In his remarks, Weijmarshausen compared traditional manufacturing processes to the innovative approach of additive manufacturing, or 3D printing.
3D printing technology was commercially invented in 1989, and had been in use for prototyping for a number of years. So, in that traditional design process, designers might have actually used 3D printers to make product prototypes. But the costs have come down a lot, and the materials these printers can work with have expanded from plastics to materials like stainless steel, silver, ceramics, and glass – with many more coming. And the answer to that original question turned out to be “absolutely yes.” There are an amazing number of real products that can be made directly with this technology. For example, my iPhone case is 3D printed. My cufflinks are 3D printed. Even my coffee cup is 3D printed.
Weijmarshausen also gave his predictions about the future.
In many ways. Think back to what we discussed about how mass manufactured products are made, and I can tell you there are inherent benefits to direct-from-digital manufacturing. First, the time from concept to actual product is condensed from years to a matter of days. We have one user who launched an iPad cover four days after the iPad launched in 2010. He didn’t have any help from Apple – he just bought an iPad in the store and designed a beautiful cover in a few days and then made it commercially available on Shapeways. So, the time to market is compressed immensely. The other key aspect is that the risk of going to market is almost non-existent, because your investment is only the design of the product itself.
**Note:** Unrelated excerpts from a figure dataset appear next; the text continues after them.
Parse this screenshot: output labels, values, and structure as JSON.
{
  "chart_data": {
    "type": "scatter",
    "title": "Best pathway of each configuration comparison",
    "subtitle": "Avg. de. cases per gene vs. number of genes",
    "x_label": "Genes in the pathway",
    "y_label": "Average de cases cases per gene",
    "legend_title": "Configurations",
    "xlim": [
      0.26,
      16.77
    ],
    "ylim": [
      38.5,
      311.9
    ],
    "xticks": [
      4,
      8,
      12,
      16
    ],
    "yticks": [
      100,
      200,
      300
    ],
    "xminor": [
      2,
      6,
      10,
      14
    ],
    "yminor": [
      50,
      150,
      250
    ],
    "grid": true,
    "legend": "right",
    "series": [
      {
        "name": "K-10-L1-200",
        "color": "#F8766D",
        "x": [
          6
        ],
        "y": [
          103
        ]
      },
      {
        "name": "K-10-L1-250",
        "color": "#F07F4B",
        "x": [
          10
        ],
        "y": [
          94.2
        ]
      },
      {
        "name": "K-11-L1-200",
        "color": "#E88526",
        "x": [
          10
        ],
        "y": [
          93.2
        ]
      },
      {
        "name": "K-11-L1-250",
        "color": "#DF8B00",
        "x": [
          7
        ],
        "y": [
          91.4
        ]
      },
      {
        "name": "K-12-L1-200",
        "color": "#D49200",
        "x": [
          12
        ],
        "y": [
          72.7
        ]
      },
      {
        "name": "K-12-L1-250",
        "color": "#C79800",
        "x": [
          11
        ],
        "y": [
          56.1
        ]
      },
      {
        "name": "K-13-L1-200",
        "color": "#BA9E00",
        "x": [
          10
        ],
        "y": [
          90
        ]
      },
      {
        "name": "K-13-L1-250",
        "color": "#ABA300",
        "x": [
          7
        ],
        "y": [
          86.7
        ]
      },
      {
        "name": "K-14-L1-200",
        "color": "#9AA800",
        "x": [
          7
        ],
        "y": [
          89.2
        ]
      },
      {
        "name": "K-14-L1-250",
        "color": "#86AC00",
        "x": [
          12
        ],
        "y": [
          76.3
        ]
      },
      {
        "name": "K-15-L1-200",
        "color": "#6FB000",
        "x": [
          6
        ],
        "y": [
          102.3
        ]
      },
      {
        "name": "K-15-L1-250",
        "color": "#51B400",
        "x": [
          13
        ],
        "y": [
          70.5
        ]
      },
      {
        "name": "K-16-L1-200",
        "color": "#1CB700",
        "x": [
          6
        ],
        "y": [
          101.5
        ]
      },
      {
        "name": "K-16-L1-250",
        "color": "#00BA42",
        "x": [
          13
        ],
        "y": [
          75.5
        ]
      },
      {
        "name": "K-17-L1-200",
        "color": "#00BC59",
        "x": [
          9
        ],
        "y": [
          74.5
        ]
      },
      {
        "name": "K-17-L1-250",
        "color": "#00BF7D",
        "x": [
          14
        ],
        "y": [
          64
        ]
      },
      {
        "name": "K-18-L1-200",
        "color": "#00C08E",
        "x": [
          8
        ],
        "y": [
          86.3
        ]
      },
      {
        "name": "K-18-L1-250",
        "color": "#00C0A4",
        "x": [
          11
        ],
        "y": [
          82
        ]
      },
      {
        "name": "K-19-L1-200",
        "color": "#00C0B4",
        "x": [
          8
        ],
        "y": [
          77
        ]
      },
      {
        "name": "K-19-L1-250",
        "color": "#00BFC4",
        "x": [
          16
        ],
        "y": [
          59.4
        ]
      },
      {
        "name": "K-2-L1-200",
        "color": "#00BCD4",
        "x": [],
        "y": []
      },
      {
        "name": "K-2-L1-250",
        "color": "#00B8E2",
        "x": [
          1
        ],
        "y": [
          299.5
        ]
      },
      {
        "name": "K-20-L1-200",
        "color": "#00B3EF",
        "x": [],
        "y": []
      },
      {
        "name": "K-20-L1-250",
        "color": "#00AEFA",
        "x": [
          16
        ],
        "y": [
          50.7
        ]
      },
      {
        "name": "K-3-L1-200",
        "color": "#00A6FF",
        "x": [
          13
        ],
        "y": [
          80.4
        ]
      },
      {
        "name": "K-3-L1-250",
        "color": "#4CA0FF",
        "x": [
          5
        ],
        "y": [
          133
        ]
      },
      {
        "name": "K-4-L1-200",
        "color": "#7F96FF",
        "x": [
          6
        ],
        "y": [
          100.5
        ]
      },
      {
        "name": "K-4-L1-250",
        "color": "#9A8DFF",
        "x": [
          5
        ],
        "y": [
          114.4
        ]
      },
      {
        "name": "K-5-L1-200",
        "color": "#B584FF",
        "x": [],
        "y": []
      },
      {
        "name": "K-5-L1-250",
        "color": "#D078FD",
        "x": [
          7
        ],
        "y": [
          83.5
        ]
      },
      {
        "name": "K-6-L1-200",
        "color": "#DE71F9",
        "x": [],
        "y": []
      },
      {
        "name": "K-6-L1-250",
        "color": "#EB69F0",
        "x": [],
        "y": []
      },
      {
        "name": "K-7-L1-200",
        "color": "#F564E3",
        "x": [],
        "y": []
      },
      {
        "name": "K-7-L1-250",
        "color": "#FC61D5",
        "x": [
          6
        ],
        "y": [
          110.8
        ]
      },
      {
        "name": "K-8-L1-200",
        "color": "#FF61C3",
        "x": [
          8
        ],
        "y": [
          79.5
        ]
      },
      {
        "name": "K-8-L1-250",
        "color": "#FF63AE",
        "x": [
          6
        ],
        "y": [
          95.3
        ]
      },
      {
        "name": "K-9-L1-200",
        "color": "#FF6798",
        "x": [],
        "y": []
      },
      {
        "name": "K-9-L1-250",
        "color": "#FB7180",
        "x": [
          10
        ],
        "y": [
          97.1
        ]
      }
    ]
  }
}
The other big thing about 3D printing is the freedom it offers. For almost 100 years, designers have been trained to think within the limits of traditional manufacturing technology. 3D printing allows you to make incredibly complex designs at no additional cost: interlocking components, naturally hinged parts, semi-translucent surfaces, and even objects that can move on their own without assembly (like the strandbeest). You can make things that were not even possible before. And one of the most exciting things for me is to see young designers in schools being directly influenced by the availability of this technology. We will see products emerge that we’ve never imagined before – mind blowing shapes and solutions. I can’t wait to see what will happen in the next five years.